Castorina Giulia, Fox Samantha, Tonelli Chiara, Galbiati Massimo, Conti Lucio
Dipartimento di Bioscienze, Università degli studi di Milano, Via Celoria 26, 20133, Milan, Italy.
Department of Cell and Developmental Biology, John Innes Centre, Norwich, NR4 7UH, UK.
BMC Plant Biol. 2016 Aug 2;16(1):172. doi: 10.1186/s12870-016-0851-z.

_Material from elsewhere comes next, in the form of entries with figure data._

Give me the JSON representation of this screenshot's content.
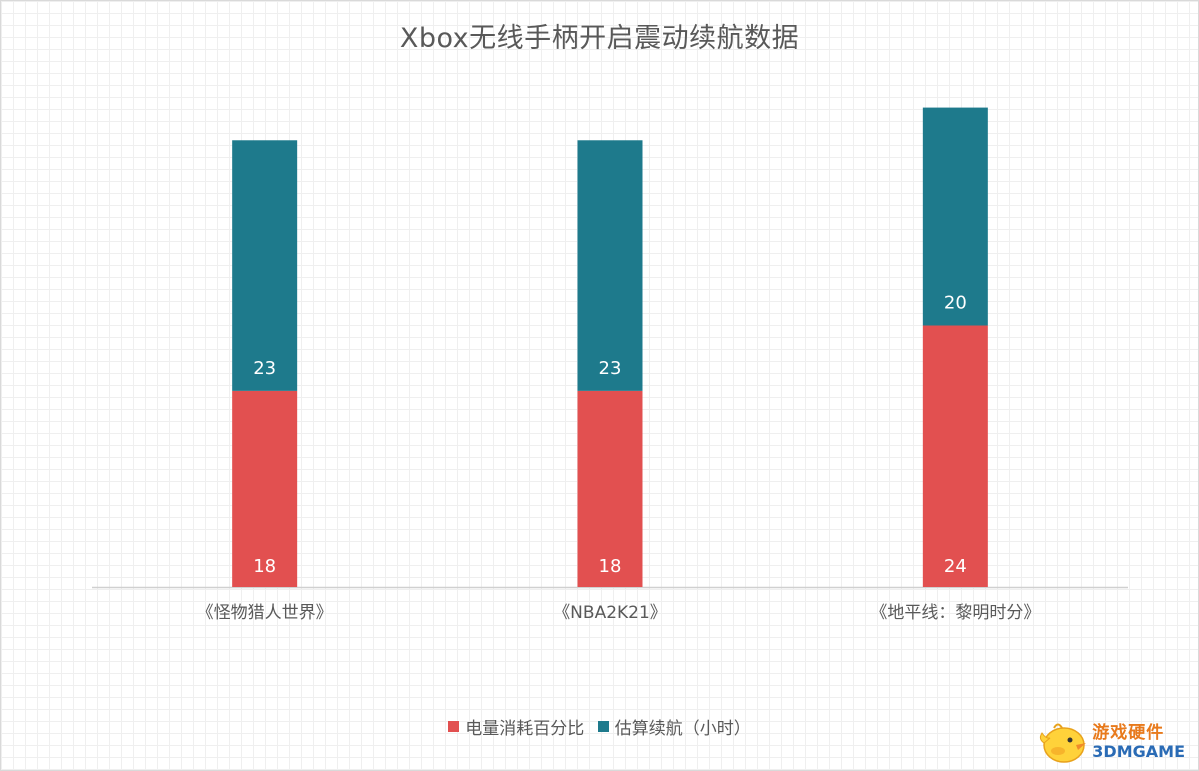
{
  "chart_data": {
    "type": "bar",
    "stacked": true,
    "title": "Xbox无线手柄开启震动续航数据",
    "categories": [
      "《怪物猎人世界》",
      "《NBA2K21》",
      "《地平线：黎明时分》"
    ],
    "series": [
      {
        "name": "电量消耗百分比",
        "values": [
          18,
          18,
          24
        ],
        "color": "#e25050"
      },
      {
        "name": "估算续航（小时）",
        "values": [
          23,
          23,
          20
        ],
        "color": "#1e7a8c"
      }
    ],
    "ylim": [
      0,
      48
    ],
    "grid": false,
    "legend_position": "bottom"
  },
  "watermark": {
    "line1": "游戏硬件",
    "line2": "3DMGAME"
  }
}
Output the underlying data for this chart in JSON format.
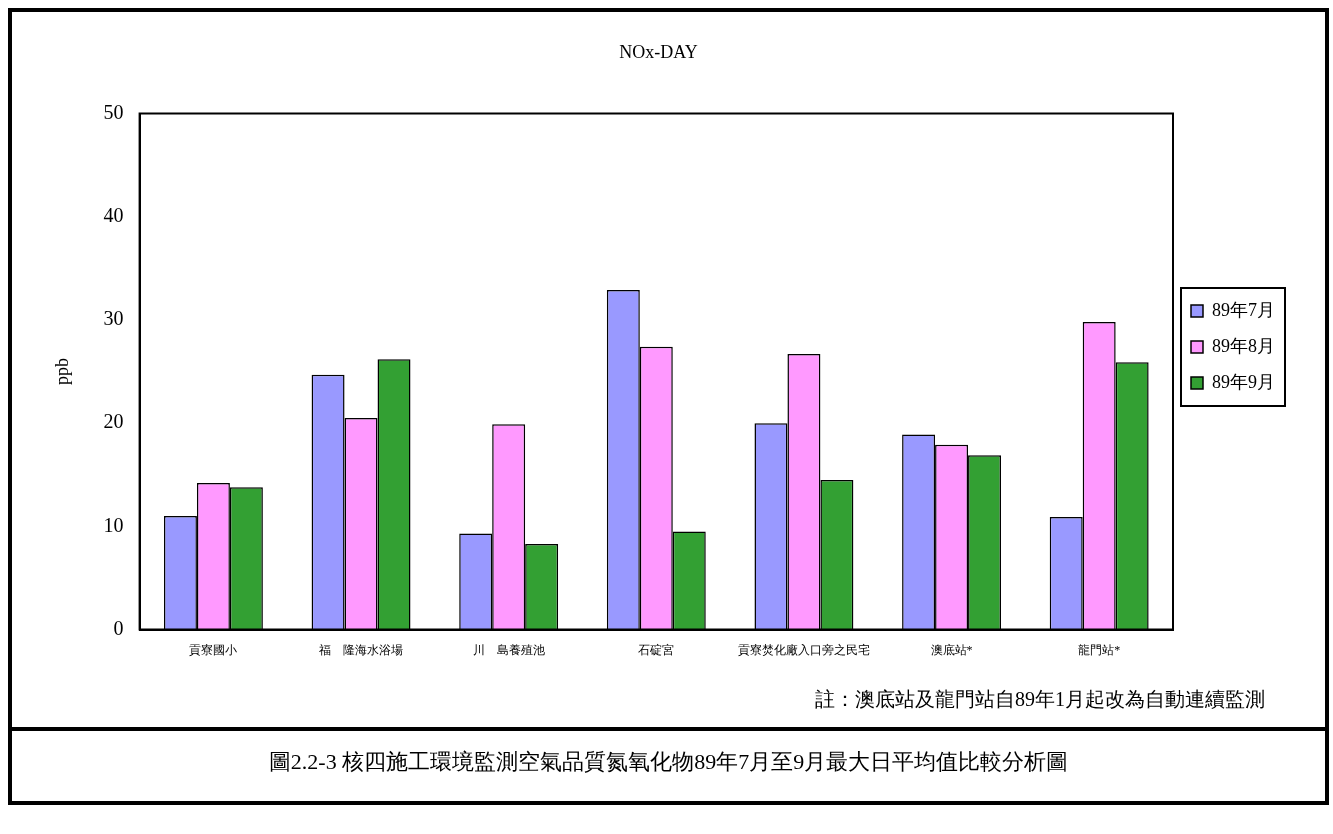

Guard cells (GCs) are specialised cells within the plant epidermis which form stomatal pores, through which gas exchange can occur. The GCs derive through a specialised lineage of cell divisions which is specified by the transcription factor SPEECHLESS (SPCH), the expression of which can be detected in undifferentiated epidermal cells prior to asymmetric division. Other transcription factors may act before GC specification and be required for correct GC patterning. Previously, the DOF transcription factor STOMATAL CARPENTER 1 (SCAP1) was shown to be involved in GC function, by activating a set of GC-specific genes required for GC maturation and activity. It is thus far unknown whether SCAP1 can also affect stomatal development.
Here we show that SCAP1 expression can also be observed in young leaf primordia, before any GC differentiation occurs. The study of transgenic plants carrying a proSCAP1:GUS-GFP transcriptional fusion, coupled with qPCR analyses, indicate that SCAP1 expression peaks in a temporal window which is coincident with expression of stomatal patterning genes. Independent scap1 loss-of-function mutants have a reduced number of GCs whilst SCAP1 over expression lines have an increased number of GCs, in addition to altered GC distribution and spacing patterns. The study of early markers for stomatal cell lineage in a background carrying gain-of-function alleles of SCAP1 revealed that, compared to the wild type, an increased number of protodermal cells are recruited in the GC lineage, which is reflected in an increased number of meristemoids.
Our results suggest an early role for SCAP1 in GC differentiation. We propose that a function of SCAP1 is to integrate different aspects of GC biology including specification, spacing, maturation and function.
保卫细胞(GCs)是植物表皮内的特化细胞,它们形成气孔,气体可通过气孔进行交换。保卫细胞通过特定的细胞分裂谱系产生,该谱系由转录因子“无言”(SPCH)指定,在不对称分裂之前,未分化的表皮细胞中可检测到其表达。其他转录因子可能在保卫细胞特化之前起作用,是正确的保卫细胞模式形成所必需的。此前,DOF转录因子气孔木匠1(SCAP1)被证明通过激活一组保卫细胞成熟和活性所需的保卫细胞特异性基因,参与保卫细胞功能。到目前为止,尚不清楚SCAP1是否也能影响气孔发育。
在这里,我们表明在任何保卫细胞分化发生之前,在幼叶原基中也可观察到SCAP1的表达。对携带proSCAP1:GUS-GFP转录融合的转基因植物的研究,结合qPCR分析,表明SCAP1的表达在一个时间窗口达到峰值,该窗口与气孔模式形成基因的表达一致。独立的scap1功能丧失突变体的保卫细胞数量减少,而SCAP1过表达系除了保卫细胞分布和间距模式改变外,保卫细胞数量增加。对具有SCAP1功能获得等位基因背景下的气孔细胞谱系早期标记的研究表明,与野生型相比,更多的原表皮细胞被招募到保卫细胞谱系中,这反映在更多的分生细胞上。
我们的结果表明SCAP1在保卫细胞分化中起早期作用。我们提出,SCAP1的一个功能是整合保卫细胞生物学的不同方面,包括特化、间距、成熟和功能。